她成功的让他痛的一趔趄,却也激怒了这个穷凶极恶的暴徒,他反手给了她一巴掌,她吃痛的有些头晕,心越来越沉。
“额。”这时他们其中一人闷叫了一声,然后身子便倒了过去。就在其他人转身去看的时候,又有两人被打晕了过去。
苏茉愣住了,这一刻,她的心头五味杂陈,仿佛既高兴他的从天而降,又害怕他是否真的可以以一敌多。
然而她从不知道他居然有这么凌厉的身手,在她的印象中,他总是那样温文尔雅,甚至还有些病弱气质。

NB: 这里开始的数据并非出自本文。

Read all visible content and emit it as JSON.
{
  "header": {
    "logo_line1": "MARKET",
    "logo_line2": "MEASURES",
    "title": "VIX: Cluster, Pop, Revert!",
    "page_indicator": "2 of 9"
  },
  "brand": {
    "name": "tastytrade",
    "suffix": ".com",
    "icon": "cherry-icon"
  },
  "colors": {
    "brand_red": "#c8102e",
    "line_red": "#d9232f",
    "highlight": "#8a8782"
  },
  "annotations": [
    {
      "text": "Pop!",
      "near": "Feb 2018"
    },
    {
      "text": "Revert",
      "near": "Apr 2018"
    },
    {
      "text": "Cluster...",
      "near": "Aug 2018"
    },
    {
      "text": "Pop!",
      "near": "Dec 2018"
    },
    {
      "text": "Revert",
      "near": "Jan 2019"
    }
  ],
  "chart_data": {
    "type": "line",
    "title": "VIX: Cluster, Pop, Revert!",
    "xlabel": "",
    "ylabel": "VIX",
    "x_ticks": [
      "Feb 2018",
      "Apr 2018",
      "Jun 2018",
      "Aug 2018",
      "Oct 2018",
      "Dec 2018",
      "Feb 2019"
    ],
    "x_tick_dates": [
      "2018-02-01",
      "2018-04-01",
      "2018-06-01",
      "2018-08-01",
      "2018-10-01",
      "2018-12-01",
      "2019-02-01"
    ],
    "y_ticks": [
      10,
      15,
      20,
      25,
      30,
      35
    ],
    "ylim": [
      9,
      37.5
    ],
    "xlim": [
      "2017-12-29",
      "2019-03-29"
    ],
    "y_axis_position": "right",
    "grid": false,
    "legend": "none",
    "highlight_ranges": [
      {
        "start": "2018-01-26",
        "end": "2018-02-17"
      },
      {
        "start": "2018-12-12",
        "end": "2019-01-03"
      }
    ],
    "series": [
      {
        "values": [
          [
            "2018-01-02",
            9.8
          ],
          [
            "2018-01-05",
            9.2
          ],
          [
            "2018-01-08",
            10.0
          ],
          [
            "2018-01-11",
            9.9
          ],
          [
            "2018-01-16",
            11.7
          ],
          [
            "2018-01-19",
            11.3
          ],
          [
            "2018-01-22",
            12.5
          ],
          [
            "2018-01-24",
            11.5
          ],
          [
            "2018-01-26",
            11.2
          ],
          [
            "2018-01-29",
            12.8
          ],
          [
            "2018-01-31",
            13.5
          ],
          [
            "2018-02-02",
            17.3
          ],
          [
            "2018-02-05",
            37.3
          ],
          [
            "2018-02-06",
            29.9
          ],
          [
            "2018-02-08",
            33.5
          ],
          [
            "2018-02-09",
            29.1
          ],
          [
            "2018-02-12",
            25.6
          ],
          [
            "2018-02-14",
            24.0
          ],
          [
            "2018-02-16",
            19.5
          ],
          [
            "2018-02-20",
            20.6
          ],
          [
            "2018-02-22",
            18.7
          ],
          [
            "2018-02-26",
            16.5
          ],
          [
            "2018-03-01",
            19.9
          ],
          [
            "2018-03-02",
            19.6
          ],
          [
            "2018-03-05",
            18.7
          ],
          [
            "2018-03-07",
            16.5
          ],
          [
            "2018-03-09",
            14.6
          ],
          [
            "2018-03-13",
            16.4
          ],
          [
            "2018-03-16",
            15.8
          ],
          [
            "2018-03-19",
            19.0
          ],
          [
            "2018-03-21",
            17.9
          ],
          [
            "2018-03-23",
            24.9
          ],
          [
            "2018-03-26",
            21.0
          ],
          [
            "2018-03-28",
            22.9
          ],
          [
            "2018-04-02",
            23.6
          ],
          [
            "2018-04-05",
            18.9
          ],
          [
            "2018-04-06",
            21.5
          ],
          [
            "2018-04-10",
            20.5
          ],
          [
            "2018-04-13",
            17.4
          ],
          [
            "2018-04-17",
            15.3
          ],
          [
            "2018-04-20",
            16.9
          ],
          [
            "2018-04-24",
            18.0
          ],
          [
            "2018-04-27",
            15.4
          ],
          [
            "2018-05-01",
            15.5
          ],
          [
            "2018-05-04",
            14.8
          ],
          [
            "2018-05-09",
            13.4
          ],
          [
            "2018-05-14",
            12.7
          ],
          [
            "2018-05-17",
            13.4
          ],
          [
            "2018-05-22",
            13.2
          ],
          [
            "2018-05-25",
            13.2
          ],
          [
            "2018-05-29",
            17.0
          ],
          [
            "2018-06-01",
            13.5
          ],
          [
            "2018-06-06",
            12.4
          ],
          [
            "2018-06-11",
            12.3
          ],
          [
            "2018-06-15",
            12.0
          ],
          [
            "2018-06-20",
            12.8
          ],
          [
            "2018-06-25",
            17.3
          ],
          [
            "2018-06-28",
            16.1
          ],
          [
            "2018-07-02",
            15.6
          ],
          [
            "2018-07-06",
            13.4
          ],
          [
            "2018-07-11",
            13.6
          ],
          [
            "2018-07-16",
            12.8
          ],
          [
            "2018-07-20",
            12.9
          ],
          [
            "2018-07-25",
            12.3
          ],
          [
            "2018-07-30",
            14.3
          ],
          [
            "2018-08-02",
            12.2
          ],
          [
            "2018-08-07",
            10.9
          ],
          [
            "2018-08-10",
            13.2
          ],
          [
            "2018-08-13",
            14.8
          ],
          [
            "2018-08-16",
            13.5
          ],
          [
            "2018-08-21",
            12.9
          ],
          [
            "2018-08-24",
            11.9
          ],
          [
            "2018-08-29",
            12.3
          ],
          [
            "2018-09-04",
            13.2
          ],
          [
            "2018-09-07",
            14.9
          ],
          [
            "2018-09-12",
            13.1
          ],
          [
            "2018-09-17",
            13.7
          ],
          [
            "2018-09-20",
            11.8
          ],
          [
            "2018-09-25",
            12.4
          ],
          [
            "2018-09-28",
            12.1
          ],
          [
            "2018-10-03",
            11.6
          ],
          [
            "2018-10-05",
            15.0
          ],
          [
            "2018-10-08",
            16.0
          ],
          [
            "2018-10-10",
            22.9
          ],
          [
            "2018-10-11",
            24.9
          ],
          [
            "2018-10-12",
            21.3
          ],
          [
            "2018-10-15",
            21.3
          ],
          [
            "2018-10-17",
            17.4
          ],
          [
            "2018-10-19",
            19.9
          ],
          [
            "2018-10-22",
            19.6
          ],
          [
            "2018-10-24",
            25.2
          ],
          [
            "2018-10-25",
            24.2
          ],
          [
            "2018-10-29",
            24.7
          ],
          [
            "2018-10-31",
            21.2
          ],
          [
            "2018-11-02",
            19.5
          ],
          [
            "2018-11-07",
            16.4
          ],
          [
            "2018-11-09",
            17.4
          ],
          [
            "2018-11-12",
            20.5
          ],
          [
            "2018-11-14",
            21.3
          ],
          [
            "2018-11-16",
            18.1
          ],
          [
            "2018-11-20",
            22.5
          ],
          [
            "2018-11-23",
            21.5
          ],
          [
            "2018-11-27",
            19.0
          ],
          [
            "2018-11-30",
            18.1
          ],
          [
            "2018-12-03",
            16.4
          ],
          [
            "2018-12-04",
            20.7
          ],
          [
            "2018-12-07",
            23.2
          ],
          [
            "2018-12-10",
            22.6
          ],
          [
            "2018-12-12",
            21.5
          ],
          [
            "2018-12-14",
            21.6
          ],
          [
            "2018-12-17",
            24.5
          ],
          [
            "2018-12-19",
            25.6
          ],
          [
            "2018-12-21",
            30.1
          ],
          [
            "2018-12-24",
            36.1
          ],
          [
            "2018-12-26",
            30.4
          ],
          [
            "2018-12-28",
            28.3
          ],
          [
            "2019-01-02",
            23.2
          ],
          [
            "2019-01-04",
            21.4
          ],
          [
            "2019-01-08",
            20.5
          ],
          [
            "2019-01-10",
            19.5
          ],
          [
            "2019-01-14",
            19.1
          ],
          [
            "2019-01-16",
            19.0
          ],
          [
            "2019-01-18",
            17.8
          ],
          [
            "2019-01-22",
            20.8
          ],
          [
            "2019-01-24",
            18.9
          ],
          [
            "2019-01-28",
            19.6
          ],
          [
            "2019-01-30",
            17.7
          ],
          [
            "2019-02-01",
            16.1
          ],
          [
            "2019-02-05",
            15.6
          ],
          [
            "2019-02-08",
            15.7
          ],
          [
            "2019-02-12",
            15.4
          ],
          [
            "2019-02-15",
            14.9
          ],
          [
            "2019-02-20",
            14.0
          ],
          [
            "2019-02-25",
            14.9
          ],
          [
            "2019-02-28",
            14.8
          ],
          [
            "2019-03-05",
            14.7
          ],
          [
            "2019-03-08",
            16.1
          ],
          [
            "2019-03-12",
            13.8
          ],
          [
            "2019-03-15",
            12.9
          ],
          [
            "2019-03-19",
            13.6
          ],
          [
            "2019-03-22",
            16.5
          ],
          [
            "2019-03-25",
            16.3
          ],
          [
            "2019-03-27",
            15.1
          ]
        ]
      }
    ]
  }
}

可是现在这个单手打到了数人的肃杀男子不是他又是谁,原来她从未正真了解过他。
然而即使他身手再好,一对多还是吃亏的,苏茉看着他白色的衬衫渐渐浸出血渍,她的心就像被人拿着无数根针反复扎过一般,疼的似要裂开。
拿枪挟持她的人显然没想到场面会变成现在这样,甚至吃惊的有些呆住了,苏茉趁机朝他的裆下狠狠地踢了一脚,然后一个侧身从那名黑手党的挟持中逃脱了出来。
她正微松一口气,只听“砰”的一声,随之而来的便是被人紧紧的护在了身下,鲜红的血流到了她的胳膊上,苏茉猛地起身,这才见他的背部中了子弹。
“还好,你没事。”他唇角微笑,声音低沉的不像话,而他身上的血越流越多,仿佛要将衬衫染红了似的。
“你别说话,我带你去医院。”苏茉抱住他的身子,在身上四处乱摸着电话,她想要保持镇定,可是双手根本不听使唤,拿着电话得手拨错了好几次。
他伸手拂过她的脸颊,眼中闪过一抹柔光,安慰她道:“别怕,茉茉。”
而此时的苏茉早已控制不住四溢的泪水,声音颤抖的对他说:“徐景澜,如果你敢出事,我会恨你一辈子。”
“好,只要是一辈子,是爱是恨又何妨。”徐景澜的脸色苍白如纸,声音已经弱不可闻,似乎就要从她身边飘走一样。
而那名黑手党似乎也被这情况吓住了,本来只想劫财没想到变成杀人了,越想越害怕便跌跌撞撞的逃走了。
此时徐景澜的呼吸声越来越浅,苏茉用自己的整个身体硬撑起徐景澜一步一步的向街道走去,边走边颤抖着声音说:“徐景澜,不许出事,听见没有。”
而她身上的那个人已经不再回答她了。